To amp up your cybersecurity measures, you can implement multiple layers together for a three-factor authentication. This further minimises the attackable cyberspace — requiring the device, user, and application to authenticate the login.
Use effective mobile device management
Gone are the days when only desktop computers connect to a corporate network. Today, mobility is the norm, especially among digital enterprises.
Mobile devices, such as smartphones and laptops, make it easier to carry out the work.
For instance, web development agencies need them to test a website’s responsiveness to mobile. Plus, these agencies may be implementing BYOD — which further puts cybersecurity at risk.
The challenge falls to IT managers: How do you manage these devices with minimal security risk?
The solution is a good mobile device management (MDM) program. For a program to succeed, you’ll need reliable MDM software. This should benefit your business in many ways:
- Reduce IT administration
- Improve end-user productivity
- Reduce IT risk by streamlining cybersecurity measures
- Minimise mobile device spending as it helps optimise unused devices
There are several recommended MDM software in the market, such as Cisco Meraki, Jamf, and IBM MaaS360.
Educate employees about cybersecurity
Many corporate leaders are aware of the importance of cybersecurity. But not all of them are actually practising it in their businesses.
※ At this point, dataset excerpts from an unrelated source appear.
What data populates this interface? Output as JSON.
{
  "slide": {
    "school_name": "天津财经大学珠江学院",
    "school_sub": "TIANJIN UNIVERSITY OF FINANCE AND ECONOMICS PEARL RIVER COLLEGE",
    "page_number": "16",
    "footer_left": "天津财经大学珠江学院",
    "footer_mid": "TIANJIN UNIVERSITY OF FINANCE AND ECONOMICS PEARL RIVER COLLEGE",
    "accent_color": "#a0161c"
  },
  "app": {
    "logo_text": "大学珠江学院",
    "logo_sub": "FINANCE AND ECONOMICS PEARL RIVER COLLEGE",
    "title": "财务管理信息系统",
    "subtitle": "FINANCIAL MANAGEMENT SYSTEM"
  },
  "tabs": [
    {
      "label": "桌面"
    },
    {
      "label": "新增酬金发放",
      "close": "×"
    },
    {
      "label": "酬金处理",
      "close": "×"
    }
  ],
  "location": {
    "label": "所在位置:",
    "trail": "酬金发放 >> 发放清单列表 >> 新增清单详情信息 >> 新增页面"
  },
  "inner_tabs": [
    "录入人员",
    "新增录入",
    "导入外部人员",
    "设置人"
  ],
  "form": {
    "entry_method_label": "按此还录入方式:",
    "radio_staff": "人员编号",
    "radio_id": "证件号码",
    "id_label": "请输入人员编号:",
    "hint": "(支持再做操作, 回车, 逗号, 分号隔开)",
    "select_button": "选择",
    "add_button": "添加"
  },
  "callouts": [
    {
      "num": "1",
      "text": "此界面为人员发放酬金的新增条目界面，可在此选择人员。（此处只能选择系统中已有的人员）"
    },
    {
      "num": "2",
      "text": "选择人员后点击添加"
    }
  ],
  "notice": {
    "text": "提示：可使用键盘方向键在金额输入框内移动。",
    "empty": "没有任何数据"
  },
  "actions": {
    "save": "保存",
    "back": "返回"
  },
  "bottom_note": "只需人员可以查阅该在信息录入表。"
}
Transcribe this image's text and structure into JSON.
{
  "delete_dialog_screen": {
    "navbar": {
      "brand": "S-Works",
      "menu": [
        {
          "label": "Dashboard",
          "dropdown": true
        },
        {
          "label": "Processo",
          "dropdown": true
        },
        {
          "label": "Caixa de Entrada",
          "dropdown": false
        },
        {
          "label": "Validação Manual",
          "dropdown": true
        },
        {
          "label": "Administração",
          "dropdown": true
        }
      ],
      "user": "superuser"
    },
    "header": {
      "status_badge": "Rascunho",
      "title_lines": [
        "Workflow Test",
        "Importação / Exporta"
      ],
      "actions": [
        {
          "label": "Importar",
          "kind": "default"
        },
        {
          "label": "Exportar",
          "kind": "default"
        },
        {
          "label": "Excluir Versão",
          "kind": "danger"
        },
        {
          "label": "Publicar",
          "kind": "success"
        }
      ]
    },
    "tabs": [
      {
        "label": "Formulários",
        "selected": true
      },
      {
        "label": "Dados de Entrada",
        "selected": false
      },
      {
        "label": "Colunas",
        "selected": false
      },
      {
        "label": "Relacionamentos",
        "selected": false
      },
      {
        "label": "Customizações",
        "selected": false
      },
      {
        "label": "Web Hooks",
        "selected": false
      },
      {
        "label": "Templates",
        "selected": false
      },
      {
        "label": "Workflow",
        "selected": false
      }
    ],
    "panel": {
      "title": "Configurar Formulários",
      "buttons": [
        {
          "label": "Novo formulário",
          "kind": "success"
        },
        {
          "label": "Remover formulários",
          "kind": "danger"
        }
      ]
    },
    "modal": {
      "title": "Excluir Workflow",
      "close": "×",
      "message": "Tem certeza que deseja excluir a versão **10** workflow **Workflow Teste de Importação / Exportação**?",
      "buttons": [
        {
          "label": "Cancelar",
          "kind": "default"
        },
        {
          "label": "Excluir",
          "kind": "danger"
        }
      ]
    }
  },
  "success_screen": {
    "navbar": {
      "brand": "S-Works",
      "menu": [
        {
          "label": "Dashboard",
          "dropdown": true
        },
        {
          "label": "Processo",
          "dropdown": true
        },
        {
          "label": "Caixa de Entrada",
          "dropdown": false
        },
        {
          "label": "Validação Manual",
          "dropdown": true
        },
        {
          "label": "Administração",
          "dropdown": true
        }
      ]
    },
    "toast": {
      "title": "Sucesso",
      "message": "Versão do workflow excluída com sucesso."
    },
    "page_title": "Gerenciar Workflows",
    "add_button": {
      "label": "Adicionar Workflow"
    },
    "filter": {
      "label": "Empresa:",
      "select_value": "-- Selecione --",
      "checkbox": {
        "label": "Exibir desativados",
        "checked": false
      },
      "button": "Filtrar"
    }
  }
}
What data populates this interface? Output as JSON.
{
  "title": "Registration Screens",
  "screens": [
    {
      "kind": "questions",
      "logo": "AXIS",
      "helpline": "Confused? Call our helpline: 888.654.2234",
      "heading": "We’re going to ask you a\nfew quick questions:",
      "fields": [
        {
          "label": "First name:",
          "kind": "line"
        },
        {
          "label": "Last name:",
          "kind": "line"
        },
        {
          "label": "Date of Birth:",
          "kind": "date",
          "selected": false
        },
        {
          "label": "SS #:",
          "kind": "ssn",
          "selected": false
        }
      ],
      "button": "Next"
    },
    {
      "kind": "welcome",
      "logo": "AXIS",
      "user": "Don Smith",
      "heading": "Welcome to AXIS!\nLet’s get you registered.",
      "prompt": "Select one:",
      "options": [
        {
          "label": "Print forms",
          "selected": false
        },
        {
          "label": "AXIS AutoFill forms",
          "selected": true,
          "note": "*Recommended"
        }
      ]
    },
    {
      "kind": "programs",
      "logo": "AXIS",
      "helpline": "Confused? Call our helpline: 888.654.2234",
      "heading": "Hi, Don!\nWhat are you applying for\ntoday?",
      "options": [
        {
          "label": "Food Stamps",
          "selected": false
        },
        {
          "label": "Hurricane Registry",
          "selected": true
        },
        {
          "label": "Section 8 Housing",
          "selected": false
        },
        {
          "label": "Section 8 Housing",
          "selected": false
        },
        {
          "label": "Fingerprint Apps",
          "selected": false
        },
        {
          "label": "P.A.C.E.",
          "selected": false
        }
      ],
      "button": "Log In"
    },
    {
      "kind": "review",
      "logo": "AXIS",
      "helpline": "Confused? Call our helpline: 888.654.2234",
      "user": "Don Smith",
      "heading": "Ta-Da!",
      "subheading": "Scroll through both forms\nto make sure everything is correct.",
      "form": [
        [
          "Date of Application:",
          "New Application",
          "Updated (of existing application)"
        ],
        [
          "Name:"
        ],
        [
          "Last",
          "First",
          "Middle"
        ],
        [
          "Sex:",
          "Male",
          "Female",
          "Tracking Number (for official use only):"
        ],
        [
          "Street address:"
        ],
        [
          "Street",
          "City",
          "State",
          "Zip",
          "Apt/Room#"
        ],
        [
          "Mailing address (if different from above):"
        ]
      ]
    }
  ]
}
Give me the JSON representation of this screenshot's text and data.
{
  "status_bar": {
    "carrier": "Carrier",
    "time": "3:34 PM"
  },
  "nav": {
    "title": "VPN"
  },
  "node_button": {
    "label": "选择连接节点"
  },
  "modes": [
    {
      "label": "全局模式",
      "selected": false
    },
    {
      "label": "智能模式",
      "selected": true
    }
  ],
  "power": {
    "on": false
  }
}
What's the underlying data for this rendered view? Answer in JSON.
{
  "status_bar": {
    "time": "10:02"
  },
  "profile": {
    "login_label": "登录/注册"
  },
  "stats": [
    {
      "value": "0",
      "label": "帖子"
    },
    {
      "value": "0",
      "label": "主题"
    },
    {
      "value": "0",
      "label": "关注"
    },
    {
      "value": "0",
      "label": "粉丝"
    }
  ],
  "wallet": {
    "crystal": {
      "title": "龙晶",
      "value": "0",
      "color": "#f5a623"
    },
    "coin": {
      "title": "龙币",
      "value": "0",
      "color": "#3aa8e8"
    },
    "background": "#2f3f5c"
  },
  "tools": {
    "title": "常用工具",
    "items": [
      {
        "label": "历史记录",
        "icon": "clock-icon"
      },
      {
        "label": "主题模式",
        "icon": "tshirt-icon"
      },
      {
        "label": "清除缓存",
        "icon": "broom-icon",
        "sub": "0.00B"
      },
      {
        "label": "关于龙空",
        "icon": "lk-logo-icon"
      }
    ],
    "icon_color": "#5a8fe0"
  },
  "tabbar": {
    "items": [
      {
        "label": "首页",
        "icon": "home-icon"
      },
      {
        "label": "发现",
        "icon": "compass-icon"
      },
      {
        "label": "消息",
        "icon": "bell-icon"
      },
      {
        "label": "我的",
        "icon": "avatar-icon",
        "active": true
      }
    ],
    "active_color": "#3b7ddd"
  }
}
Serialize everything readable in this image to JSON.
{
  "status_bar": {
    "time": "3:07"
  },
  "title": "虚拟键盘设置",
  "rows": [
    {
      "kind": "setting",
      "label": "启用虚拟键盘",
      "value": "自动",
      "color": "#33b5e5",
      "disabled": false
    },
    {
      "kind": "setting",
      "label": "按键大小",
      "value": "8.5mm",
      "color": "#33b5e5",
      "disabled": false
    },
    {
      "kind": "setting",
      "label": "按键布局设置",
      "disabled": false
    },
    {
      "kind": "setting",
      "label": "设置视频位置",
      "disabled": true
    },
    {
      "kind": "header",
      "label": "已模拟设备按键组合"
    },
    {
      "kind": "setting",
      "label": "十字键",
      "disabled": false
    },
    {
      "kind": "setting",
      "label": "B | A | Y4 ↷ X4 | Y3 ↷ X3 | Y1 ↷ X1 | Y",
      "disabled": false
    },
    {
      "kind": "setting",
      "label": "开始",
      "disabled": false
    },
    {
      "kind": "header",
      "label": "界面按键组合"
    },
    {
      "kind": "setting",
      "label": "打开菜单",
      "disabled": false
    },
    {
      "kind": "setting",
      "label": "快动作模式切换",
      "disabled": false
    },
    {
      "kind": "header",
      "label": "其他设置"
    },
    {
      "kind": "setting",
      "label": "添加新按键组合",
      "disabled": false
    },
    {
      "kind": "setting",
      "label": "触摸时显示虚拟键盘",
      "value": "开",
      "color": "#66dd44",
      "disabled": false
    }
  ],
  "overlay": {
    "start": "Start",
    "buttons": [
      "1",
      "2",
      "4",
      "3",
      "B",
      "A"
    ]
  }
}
Truth is, good cyber hygiene is not just one department’s concern but the entire organisation’s.
All of your employees need to know the security threats they’re likely to face in the future. This includes how they work, how to identify them, and how to carry out the next steps upon getting them.
Here are some basic guidelines you can teach your staff:
- Don’t act on a certain email — like clicking on a link or providing information — if you’re unsure of its sender.
- Don’t give out sensitive information over the phone.
- Be conscious of what’s asked of a suspicious request, such as account credentials or personal information. These aren’t usually disclosed in blatant methods.
Enhance cybersecurity training by testing your employees. Conduct a simulation of a phishing attempt or a DDoS attack and see how they respond. This brings your staff one step ahead of the real risks out there.
Most people make the mistake of thinking a cyberattack won’t happen to them. And when you’ve got clients and customers relying on you, you can’t afford to make this mistake. IoT can take your business to greater heights — but only if you put the right cybersecurity measures in place.
Make sure to be with a secure hosting provider that won’t compromise your business.